Her canlı doğar büyür ve ölür. 1950 li yıllarda Deen doğadaki canlıların bu hayat akışından yola çıkarak ürünlerinde bir hayat eğrisi olduğu fikrini ortaya atmış. Bu hayat eğrisi doğum evresi yani agre evresi, büyüme evresi yani ürünümüzün pazarda kendini konumladırdığı serpildiği an, olgunluk dönemi ve en sonunda da gerileme dönemi.

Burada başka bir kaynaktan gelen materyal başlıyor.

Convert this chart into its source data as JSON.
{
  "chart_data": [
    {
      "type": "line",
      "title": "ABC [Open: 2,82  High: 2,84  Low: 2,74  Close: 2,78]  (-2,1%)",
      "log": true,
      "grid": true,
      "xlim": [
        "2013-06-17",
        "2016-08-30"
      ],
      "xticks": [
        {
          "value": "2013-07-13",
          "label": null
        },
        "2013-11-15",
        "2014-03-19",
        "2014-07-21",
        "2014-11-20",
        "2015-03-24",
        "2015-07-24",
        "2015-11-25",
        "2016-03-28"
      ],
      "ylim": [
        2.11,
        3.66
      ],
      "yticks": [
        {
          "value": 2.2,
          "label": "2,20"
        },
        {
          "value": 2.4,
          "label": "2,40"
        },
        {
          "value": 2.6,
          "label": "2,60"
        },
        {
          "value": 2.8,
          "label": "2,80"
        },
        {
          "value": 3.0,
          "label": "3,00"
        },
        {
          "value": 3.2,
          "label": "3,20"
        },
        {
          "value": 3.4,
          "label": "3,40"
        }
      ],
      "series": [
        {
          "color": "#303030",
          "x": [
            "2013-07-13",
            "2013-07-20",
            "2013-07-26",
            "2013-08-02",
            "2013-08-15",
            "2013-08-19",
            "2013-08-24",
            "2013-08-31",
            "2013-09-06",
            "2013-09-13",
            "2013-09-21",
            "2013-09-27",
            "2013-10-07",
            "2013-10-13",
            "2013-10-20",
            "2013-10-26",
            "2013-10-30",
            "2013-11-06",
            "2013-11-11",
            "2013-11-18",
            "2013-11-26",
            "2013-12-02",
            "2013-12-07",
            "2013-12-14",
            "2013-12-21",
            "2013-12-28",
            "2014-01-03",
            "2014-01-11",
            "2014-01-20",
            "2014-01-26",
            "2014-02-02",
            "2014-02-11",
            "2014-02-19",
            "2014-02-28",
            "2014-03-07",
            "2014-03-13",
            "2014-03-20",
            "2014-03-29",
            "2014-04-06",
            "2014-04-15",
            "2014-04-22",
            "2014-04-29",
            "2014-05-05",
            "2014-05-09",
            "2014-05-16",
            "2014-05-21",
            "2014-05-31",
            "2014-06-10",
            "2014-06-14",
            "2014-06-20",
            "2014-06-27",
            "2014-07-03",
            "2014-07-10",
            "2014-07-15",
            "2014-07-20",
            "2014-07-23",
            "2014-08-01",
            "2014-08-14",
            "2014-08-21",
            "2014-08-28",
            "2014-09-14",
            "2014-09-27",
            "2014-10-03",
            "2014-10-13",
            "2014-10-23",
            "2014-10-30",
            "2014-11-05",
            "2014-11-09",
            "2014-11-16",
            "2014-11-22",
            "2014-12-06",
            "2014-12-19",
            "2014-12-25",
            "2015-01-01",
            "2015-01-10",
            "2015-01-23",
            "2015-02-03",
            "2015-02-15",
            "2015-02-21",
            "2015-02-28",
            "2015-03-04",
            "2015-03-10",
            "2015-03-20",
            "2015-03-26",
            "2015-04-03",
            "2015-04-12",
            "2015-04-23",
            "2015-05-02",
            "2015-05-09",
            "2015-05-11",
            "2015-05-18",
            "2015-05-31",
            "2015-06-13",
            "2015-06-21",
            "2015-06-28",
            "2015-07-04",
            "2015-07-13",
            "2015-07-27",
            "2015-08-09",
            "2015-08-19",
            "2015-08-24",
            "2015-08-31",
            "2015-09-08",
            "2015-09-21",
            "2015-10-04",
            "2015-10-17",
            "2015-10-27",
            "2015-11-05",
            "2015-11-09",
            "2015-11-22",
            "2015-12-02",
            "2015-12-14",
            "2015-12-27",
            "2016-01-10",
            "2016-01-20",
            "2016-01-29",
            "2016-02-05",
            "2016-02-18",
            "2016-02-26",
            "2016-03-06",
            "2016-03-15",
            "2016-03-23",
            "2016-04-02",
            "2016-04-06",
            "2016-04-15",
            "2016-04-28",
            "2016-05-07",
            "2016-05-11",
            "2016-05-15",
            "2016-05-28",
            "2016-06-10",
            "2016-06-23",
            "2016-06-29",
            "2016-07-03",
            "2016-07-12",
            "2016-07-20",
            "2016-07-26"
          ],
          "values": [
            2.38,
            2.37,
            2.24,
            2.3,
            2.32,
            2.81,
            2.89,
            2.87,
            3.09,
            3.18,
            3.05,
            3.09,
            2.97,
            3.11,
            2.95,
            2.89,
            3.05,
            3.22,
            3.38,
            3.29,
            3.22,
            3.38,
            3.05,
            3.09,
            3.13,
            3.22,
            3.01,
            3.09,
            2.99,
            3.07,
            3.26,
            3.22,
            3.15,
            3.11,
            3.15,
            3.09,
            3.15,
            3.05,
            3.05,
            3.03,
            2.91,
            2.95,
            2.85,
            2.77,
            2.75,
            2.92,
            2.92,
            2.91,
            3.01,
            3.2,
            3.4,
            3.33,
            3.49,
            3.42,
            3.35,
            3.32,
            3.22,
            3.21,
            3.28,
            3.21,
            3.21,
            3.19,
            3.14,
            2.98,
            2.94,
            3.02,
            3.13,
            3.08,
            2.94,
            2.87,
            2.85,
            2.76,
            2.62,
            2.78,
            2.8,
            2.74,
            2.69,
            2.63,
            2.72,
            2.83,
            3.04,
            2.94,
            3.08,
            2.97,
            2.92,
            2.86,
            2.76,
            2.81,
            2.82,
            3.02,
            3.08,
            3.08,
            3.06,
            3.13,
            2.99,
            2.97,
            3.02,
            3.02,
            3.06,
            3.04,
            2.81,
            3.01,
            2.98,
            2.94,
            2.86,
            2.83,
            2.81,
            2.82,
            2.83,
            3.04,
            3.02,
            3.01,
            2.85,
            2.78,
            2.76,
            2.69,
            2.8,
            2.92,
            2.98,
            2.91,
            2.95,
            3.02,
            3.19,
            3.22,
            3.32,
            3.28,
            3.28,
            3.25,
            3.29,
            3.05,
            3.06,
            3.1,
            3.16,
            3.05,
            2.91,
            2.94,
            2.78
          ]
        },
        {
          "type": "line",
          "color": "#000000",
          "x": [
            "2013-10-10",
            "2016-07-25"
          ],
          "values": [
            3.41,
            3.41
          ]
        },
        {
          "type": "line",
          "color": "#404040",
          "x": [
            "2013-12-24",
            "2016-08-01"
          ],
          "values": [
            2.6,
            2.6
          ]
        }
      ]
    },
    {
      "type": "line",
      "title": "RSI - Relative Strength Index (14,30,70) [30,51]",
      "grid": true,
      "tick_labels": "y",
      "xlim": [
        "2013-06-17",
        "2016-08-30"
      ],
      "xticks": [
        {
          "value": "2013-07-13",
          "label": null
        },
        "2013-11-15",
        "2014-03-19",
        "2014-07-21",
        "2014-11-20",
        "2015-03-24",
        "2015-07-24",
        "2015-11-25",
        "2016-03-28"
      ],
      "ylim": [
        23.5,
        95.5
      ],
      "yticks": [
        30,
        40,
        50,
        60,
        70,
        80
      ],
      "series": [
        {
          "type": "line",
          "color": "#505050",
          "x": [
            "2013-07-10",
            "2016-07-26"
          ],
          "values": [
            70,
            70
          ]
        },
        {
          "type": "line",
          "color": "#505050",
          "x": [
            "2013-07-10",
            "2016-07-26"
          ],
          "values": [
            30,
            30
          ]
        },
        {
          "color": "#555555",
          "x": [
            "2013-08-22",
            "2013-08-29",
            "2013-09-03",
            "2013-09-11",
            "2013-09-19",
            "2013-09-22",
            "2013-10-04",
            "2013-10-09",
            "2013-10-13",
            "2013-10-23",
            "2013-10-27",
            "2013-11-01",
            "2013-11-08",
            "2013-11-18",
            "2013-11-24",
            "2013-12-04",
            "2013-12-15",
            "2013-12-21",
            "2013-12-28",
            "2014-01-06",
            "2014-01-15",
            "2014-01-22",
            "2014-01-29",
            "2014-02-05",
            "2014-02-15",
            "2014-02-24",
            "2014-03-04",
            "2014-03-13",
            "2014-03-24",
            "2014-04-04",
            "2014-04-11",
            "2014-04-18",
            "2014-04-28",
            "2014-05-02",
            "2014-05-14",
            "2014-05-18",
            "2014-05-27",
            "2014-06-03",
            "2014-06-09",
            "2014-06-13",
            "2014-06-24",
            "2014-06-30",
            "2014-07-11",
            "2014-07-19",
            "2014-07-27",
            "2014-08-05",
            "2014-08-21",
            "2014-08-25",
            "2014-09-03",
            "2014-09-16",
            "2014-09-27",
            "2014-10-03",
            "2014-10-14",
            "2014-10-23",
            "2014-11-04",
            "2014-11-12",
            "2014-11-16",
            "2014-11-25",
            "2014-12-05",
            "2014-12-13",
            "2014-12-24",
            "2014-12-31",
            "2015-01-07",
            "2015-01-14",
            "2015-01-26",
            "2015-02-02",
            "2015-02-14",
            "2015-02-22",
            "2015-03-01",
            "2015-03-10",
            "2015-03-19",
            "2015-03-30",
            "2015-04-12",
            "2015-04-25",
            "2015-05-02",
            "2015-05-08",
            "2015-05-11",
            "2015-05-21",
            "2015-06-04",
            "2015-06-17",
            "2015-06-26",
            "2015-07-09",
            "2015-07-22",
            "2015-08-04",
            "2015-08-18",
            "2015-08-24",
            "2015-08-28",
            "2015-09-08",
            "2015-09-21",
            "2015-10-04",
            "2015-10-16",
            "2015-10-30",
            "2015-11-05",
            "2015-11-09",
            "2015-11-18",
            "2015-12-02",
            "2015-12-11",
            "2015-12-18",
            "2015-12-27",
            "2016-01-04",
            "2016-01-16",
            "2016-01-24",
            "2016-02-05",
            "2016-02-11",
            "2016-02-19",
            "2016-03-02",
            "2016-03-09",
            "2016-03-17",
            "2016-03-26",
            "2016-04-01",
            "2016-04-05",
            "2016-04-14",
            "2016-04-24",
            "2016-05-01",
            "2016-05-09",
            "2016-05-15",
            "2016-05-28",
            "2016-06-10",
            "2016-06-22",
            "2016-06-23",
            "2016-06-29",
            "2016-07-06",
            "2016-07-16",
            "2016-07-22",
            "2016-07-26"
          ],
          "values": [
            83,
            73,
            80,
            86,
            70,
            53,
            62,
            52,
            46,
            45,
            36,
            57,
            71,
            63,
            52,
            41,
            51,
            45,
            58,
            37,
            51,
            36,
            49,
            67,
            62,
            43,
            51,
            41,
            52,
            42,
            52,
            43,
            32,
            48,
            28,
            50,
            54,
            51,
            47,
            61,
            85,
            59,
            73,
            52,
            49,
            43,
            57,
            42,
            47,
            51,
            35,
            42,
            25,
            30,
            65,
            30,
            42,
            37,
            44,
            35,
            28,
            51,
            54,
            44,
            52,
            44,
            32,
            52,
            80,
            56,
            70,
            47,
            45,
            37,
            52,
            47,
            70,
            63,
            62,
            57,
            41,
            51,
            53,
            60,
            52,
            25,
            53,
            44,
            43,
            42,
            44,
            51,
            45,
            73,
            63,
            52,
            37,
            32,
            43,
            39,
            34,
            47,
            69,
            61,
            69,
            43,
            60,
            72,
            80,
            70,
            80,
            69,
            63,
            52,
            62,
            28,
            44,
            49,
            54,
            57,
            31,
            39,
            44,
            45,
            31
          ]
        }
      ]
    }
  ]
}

Arge dönemi, ürünümüzü şekllendirdiğimiz ürünümüzün ne olacağına karar verdiğimiz süreçtir. Ürünü pazara lanse ettiğimiz andan itibaren artık ürünümüz pazarda kendine yer elde ediyor. Burasıda çok beklenen birşey çünkü konseptimiz güçlü, bu konseptimizle ürünümüzü lanse ettik, ürünümüz pazarda pazar payı almaya başlıyor ve büyüyor.
İşte bu noktadan sonra olgunduk döneminde nasıl davrancağı hem bizim pazarlama stratejilerimiz ile ilgili hemde rakiplerimizin nasıl yaklaşacağı ile ilgili.
Pazarda artık bu noktadan sonra bir yenilik yarattık bir boşluk gördük ve o boşluğu doldurduk ama rakiplerimiz bu konuda hareketsiz kalmayacak. Tüketicilerin artık o ihtiyacı yavaş yavaş giderilmiş olucak, ilk yarattığımız heyecan devam etmeyecek.
Bu durumda artık pazar payımız ciromuz satış payımız yavaş yavaş normalize olucak yani artık maksimum seviyeye ulaşmış olucak. İşte bu noktadan sonra artık pazarda yavaş yavaş rakiplerinde gelmesi ile birlikte düşüş başlayacak.
Yani artık bu üründen şirketimiz yeterince kar elde edemeyecek. İşte bu yaşam eğrisinde bizim o ürünü artık öldürüp bırakıcağımız mı yoksa daha da büyümeye devam edicez noktasında sizlerle daha önce paylaştığım pazarlama döngüsü devreye giriyor.
Bu noktada artık tüketicilerin bizim ürünümüzden duymak istedikleri yeni bir mesaj ortaya çıkıcak. Ve şu kararı vermemiz gerekicek, biz bu marka ve ürüne yepyeni bir konseptle yeni bir heyecan katıp tekrardan büyütmeyimi hedeflicez yoksa o üründen karlılığımızı yavaş yavaş azaltırken yeni ürünlerle şirketimizin karlılığını büyütmeye devam mı edicez.
Unutmayalım ki hiç bir şirket tek bir ürüne dayalı olarak sürekli aynı karlılığı sürdüremeyecektir. Çünkü teknoloji değişicek, tüketici beklentileri değişicek, rakipler pazara giricek, dolayısı ile de daha rekabetçi hale gelicektir.
Şirketlerin bu ürün yaşam döngüsünün farklında olmaları, arge faaliyetlerini sürekli kılmaları, tüketici ihtiyaçlarının neler olduğunu araştırma faaliyetlerini sürekli kılmaları kaçınılmazdır.
O nedenle tüm şirketlerin, pazarlamacıların yapması gereken ürünlerinin miyadını ne zaman doldurucağını yani ürünlerinin karlılık seviyelerinin nerden itibaren azalmaya başlayacağını hissedip o yönde araştırma ve ürün geliştirme faaliyetlerini yoğunlaştırmalı ve artırmalılar.